А Маркевич уже не думал о капитане: начиналась погрузка, и старшему помощнику, как всегда в таких случаях, пришлось разрываться, что называется, на куски. Он бегал то на переднюю палубу, где матросы быстро раскрывали трюмы, То спешил на кормовую, где докеры-американцы уже поднимали грузовые стрелы и по-своему, так, как удобнее им для работы, готовили стропы и прилаживали оттяжки. Груз пошел тяжелый, крупногабаритный: громоздкие ящики, обитые по краям широкими полосами толстого железа. На стенках ящиков большими черными буквами значилось предупреждение — «Не кантовать!» — и это еще больше усложняло работу: пока поднимешь ящик с пристани, пока опустишь его в черноту трюма, пока отволочешь в дальний угол, поставишь впритык с соседним… А время идет и идет, и начинает казаться, что с неудобным этим грузом провозишься не неделю, не две, а месяцы.
«Интересно, что в них, в этих ящиках?» — думал Маркевич, наблюдая за докерами. Он не знал о характере и назначении груза, не знал и никто на судне, даже капитан, и в этом опять-таки проявлялась одна из суровых особенностей службы в военную пору: тебя не спрашивают, согласен ли ты, можешь ли принять тот или иной груз; не говорят тебе, что́ грузят на твой пароход; не всякий раз считают нужным сообщить, куда, в какой порт пойдет твое судно, особенно, если следует оно в море в составе конвоя.
И Алексей не заметил, как прошел день и опять наступил густо-синий, удивительно тихий в гигантском порту вечер, испещренный мириадами электрических огней на берегу. Город лежал огромный, беспредельный, как целый мир, и спокойно-беспечный, как дремлющая нега. Будто и не было нигде в мире других городов — погруженных во тьму, настороженно-бодрствующих, готовых к самому худшему или уже растоптанных, превращенных в груды мертвых развалин. Будто и не было сейчас в тех городах предсмертных судорог страшного боя, ослепляющих разрывов фугасок и снарядов, истошного вскрика гибнущих детей и последнего стона раненых. Или, может быть, этому городу просто нет никакого дела до тех городов? Вон как ярко сияют огни лампионов на его площадях и горбатых проспектах, как слепяще сверкают разноцветные неоновые рекламы на стенах домов. Где-то сладко воркует манящим женским голосом песенка. Где-то кто-то кричит разухабисто и залихватски или вопит подобие песни возвращающийся на судно пьяный матрос…
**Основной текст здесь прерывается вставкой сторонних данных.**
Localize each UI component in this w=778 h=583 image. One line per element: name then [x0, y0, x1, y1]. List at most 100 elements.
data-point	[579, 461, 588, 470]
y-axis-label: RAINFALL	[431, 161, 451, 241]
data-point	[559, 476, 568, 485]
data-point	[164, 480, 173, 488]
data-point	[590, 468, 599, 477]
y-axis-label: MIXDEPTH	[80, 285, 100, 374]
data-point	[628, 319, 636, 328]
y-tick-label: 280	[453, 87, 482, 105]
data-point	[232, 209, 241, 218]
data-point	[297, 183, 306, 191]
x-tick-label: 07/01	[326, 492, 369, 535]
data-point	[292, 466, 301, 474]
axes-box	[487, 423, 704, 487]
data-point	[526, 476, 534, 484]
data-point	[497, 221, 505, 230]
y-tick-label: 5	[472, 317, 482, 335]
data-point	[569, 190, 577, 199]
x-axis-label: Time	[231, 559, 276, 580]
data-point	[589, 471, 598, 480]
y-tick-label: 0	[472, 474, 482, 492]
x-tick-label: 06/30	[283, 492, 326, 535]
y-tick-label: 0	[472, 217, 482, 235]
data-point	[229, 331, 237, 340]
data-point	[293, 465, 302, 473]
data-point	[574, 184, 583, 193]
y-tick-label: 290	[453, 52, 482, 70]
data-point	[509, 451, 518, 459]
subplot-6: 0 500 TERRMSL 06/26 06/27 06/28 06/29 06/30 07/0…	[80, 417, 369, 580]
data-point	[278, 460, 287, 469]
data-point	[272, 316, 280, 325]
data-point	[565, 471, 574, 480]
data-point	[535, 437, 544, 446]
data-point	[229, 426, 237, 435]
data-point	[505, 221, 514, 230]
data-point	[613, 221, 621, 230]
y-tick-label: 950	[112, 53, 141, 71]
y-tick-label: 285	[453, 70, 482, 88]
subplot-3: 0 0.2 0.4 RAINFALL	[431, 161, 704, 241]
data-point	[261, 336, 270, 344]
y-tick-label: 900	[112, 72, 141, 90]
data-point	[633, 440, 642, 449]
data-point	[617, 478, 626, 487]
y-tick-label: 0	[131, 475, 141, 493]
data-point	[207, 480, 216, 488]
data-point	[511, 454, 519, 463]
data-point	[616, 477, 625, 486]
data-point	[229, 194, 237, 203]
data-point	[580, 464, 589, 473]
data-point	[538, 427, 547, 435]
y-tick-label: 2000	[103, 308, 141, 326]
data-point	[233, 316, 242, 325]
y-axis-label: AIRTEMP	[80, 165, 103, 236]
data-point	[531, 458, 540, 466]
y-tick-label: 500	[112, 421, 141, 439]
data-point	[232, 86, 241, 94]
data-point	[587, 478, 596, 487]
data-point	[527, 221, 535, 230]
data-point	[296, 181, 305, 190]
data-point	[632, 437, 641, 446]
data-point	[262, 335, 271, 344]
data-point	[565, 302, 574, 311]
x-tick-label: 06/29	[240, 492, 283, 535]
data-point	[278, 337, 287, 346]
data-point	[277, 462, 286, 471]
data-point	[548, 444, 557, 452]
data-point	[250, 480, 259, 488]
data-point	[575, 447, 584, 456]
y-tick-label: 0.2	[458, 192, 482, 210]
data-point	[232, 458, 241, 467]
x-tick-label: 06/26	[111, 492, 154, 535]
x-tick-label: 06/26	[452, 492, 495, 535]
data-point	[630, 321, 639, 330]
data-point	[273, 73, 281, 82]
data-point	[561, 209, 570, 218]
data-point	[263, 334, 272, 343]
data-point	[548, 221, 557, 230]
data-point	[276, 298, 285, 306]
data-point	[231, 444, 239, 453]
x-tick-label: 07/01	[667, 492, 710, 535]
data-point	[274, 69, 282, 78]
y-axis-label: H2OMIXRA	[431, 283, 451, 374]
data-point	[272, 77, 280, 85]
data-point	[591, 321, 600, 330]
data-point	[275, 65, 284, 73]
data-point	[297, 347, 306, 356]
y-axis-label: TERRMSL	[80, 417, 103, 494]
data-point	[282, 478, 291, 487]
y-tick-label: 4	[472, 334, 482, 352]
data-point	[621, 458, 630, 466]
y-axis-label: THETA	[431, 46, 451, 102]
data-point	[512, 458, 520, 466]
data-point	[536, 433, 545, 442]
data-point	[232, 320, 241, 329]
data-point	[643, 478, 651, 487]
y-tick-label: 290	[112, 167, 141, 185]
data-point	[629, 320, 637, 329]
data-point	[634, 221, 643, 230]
«Мы не воюем, а торгуем, — вспомнились слова Уиллера с такой отчетливостью, будто он только что произнес их, — и в этом наше преимущество и наша сила». Да, они торгуют. Вот этими ящиками, в которых черт его знает какой, но, конечно же, необходимый нам груз; своею готовностью продавать, что угодно и кому угодно, лишь бы платили звонкой монетой; своим одуряющим, до умопомрачения, трудом за такую же монету… В этом сила? И в этом ли преимущество, Дик? Только ли в этом, дорогой мой мистер Уиллер?!
«Жаль, что мы не увидимся больше, — вздохнул Маркевич. — Может, я сегодня рассказал бы тебе о Глорочке и о том, что не знаю, жива ли она. Как отнесся бы ты, отец, к моему рассказу? Или тоже — „торгуем“? Но разве торгуют жизнью детей?»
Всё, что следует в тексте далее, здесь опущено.